Dr Sattar said that when the MQM-P staged a rally in Karachi it did not describe it as a ‘million march’, although people’s turnout was well over 100,000. “Since Hyderabad is a small city the count is in thousands,” he said in a lighter vein.

He said that as and when the MQM-P decided to stage a million march, it would be the real one with the true headcount. Those who claimed to stage a ‘million march’ could barely save their ‘honour’ by a preplanned teargas shelling’ thanks to ‘muk-muka’ politics, he said.

“We … are struggling for the right of the oppressed and the downtrodden Sindhis, Siriakis, Pashtuns, Punjabis, Hazarawals and Baloch,” he said.

He said that those who were talking about divisions (in Mohajir leadership) would themselves face split while MQM-P’s vote bank would remain intact. “We are not like Bombay Bakery’s cakes or Haji’s Rabri that can be doled out by people,” he said, invoking the names of the city’s famous sweetmeat products which were household names in Hyderabad.

He said that unity of the Urdu-speaking community afforded a sure solution to the nagging issues. True figures must emerge of the community’s population in Karachi, Hyderabad and Sukkur which were growing at a faster pace, he said.

“Our seats [constituencies] will have to be increased and Sindh chief minister’s office will have to be given to us. We have moved judiciary on census issue like we did on the question of Article 140-A that deals with political, administrative and financial responsibility and authority of a provincial government,” said Dr Sattar.

On the pretext of quota system, he said, not only Mohajirs were being exploited but the oppressed Sindhis too had fallen prey to it, while the jobs were being given only to powerful feudal lords.

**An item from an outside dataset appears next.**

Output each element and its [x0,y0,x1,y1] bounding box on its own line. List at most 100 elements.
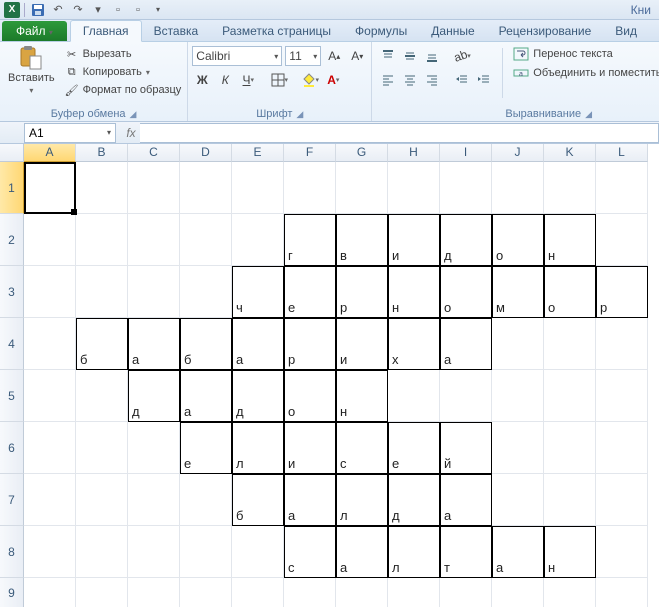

He warned the Hyderabad Electric Supply Company to desist from issuing inflated bills to consumers and end unannounced and prolonged outages else people would react.

Dr Sattar hinted at withholding payment of taxes to the government if it failed to resolve people’s basic issues. Leased katchi abadis were being demolished but the MQM-P would not let it happen. “MQM-P may launch a ‘beggary mission’ for a university in Hyderabad on the pattern of historic struggle for the establishment of Aligarh University,” he said.

He said the MQM-P would incorporate in its charter of demands the call for the formation of a commission and institution of a fresh investigation into the Sept 30, 1988, Hyderabad carnage case since all accused had been exonerated by a trial court and appeals against their acquittal had been dismissed. The MQM-P would boycott the Sindh Assembly session in protest against the acquittal, he said.

Dr Khalid Maqbool Siddiqui said that Sindh government’s resources were handled by Asif Ali Zardari. The Pakistan Peoples Party had reduced Larkana to another Moenjodaro, despite spending Rs90 billion on the city, while Hyderabad was given hardly a few millions. If urban centres, which contributed 97 to 98 per cent taxes to the national kitty, stopped paying taxes the government would have to take their notice, he said.

Hyderabad mayor Tayyab Hussain, MQM coordination committee member Kamran, MQM zonal organiser Rashid Khilji and the party’s women wing in-charge Shamim Akhtar also spoke to the rally participants.